「美しい」
あなたの迷いながら、傷付きながら進んできた道を誰かが否定するなら、私はただそばにいようと思う。私はきっとそうする。
ときどき弱気になって、諦めたくなったときは、立ち止まったあなたと一緒に休んでみようと思う。私はそうするでしょう。
信じて歩き続けている途中で、もっと綺麗なものを見つけたら、あなたの手を取って少し寄り道してみようとも思う。そんな私でありたい。
どんなにもがきながら生きても、何が正しいのか分からない。何度も同じような朝を迎えて、夜に眠る。これでいいのか分からない。なのに、不安と自信の曖昧なこの境界を、美しいとも思った。
「この世界は」
この世界は、思っているより綺麗だと思う。
私はときどき、常に前を向いていないと、置いていかれそうなところで生きていると思う。私を追い越していくのは、いつも目に見えないものばかりで、時間、他人の視線、過去の評価や自信とか、そういうもの。
不思議なことに、そういうものたちに気付くたび、止まることが出来なくなる。
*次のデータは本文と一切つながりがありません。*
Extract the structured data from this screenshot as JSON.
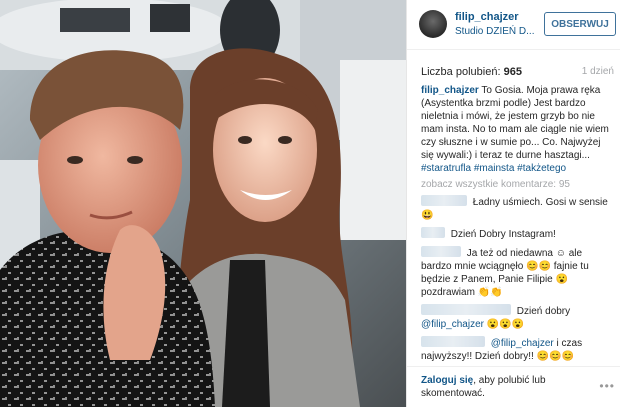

いつの間にかもっと進まなきゃと、不安や焦りが追い付かないようにただ前を見る。
そうやって前を見ていたら、涙で前が見えない日や、呼吸ができない日がくる。ああ、限界かもって心が折れそうになる。待っていても、報われなかった努力や、無視してきた気持ちはなかなか追いついてこない。
正直、その間生きることが怖くなる。自分が生きている世界が汚く見える。少しの間だけ、消えてみたいと思ったりする。なのに、ただ一つ差し出されたチョコレートとか、小さな手紙の頼りない言葉のひとつ一つで、この世界は美しい場所だと思ってしまう。だからきっと、私は明日の朝も、目を覚ます。
「どうして」
私はどんどん汚くなる
あなたに選ばれたこと
一緒にいようと言ってくれたこと
幸せだと言ってくれたこと
相手のことを心から好きになって、大切にするなんてできない。私が一番大事なのは、いつも私自身だったから。
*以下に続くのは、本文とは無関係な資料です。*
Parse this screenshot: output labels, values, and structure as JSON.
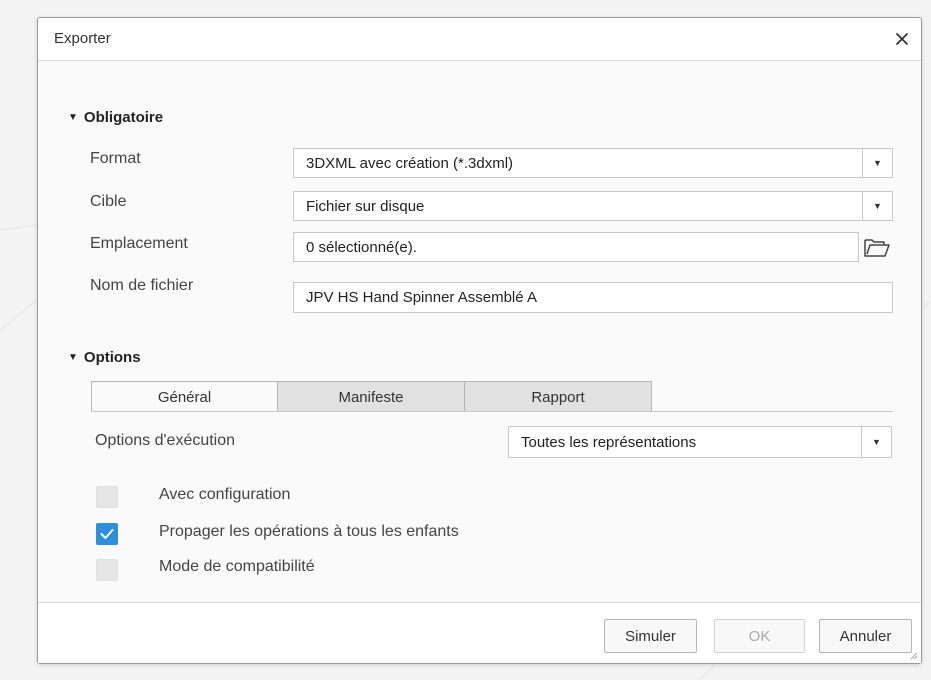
{
  "dialog": {
    "title": "Exporter",
    "close_icon": "close-icon"
  },
  "mandatory": {
    "header": "Obligatoire",
    "format_label": "Format",
    "format_value": "3DXML avec création (*.3dxml)",
    "target_label": "Cible",
    "target_value": "Fichier sur disque",
    "location_label": "Emplacement",
    "location_value": "0 sélectionné(e).",
    "filename_label": "Nom de fichier",
    "filename_value": "JPV HS Hand Spinner Assemblé A"
  },
  "options": {
    "header": "Options",
    "tabs": [
      {
        "label": "Général",
        "active": true
      },
      {
        "label": "Manifeste",
        "active": false
      },
      {
        "label": "Rapport",
        "active": false
      }
    ],
    "execution_label": "Options d'exécution",
    "execution_value": "Toutes les représentations",
    "checkboxes": [
      {
        "label": "Avec configuration",
        "checked": false
      },
      {
        "label": "Propager les opérations à tous les enfants",
        "checked": true
      },
      {
        "label": "Mode de compatibilité",
        "checked": false
      }
    ]
  },
  "footer": {
    "simulate_label": "Simuler",
    "ok_label": "OK",
    "cancel_label": "Annuler"
  },
  "colors": {
    "accent": "#2d8ed9",
    "tab_inactive": "#e1e1e1",
    "border": "#c8c8c8"
  }
}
なのに、選ばれたい、受け入れてほしいと望んでしまった。虚栄と高慢が澱んだ私の、表面の透明だけ。
あなたとの最後は、澱みそのものだった。隠していた全て、心が揺らぐほど汚いもので濁っていた。どうしてなんて言える側じゃないのに。どうして、記憶だけはカメラロールみたいに、綺麗なものだけ残していられるんだろう。
「夢を見てたい」
嘘をついた。
ペンケースなんて忘れてないけど、シャーペンと消しゴムを借りた。
一緒に帰る約束なんてしてないけど、先週から約束してただろって言った。
忘れるわけなんかないのに、ペン返し忘れてごめんって連絡をした。たくさん悩んで打った文字。
そうだっけとか、忘れてたとか、ごめんとか。そんなことばっか言わせてごめん。僕が嘘をつくから。こんなことしなくても、僕たちは一緒に帰れるし、ペンだって借りられる。そんなこと分かってた。けど、友達だったらしなくて良くて、友達じゃない特別ならするようなことが、僕には大切なんだ。だって「僕」だから。
嘘をついた。
ずっと友達でいてよって。あぁ、当たり前だろって言うんだろうな。夢を見てた頃よりずっと苦しいな。でもこれがきっと最後の嘘。
「ずっとこのまま」
このままでいいと思ったことなどない。方向の分からない努力でも、ひたすら重ねる。そうすれば、自分が少し周りの人より優れていると思えた。劣っていると思いたくなくて、特別なところがないと思われたくなかった。
ただ息をして笑っているだけで、生きているふりをするような人をみては、勝手に腹を立てた。
ごまかすほど、よく分かる。私だけは、切らなくてもよく知っていた。紅くて艶のある美しい林檎の中が、ずくずくと腐っていること。
こんなふうにしなくても、自分を好きになりたい。カケラでも、皮一枚になったっていいから、腐った全てを捨ててしまいたかった。あまりに遅すぎたかもしれない。でもずっと、このままでいいはずがなかった。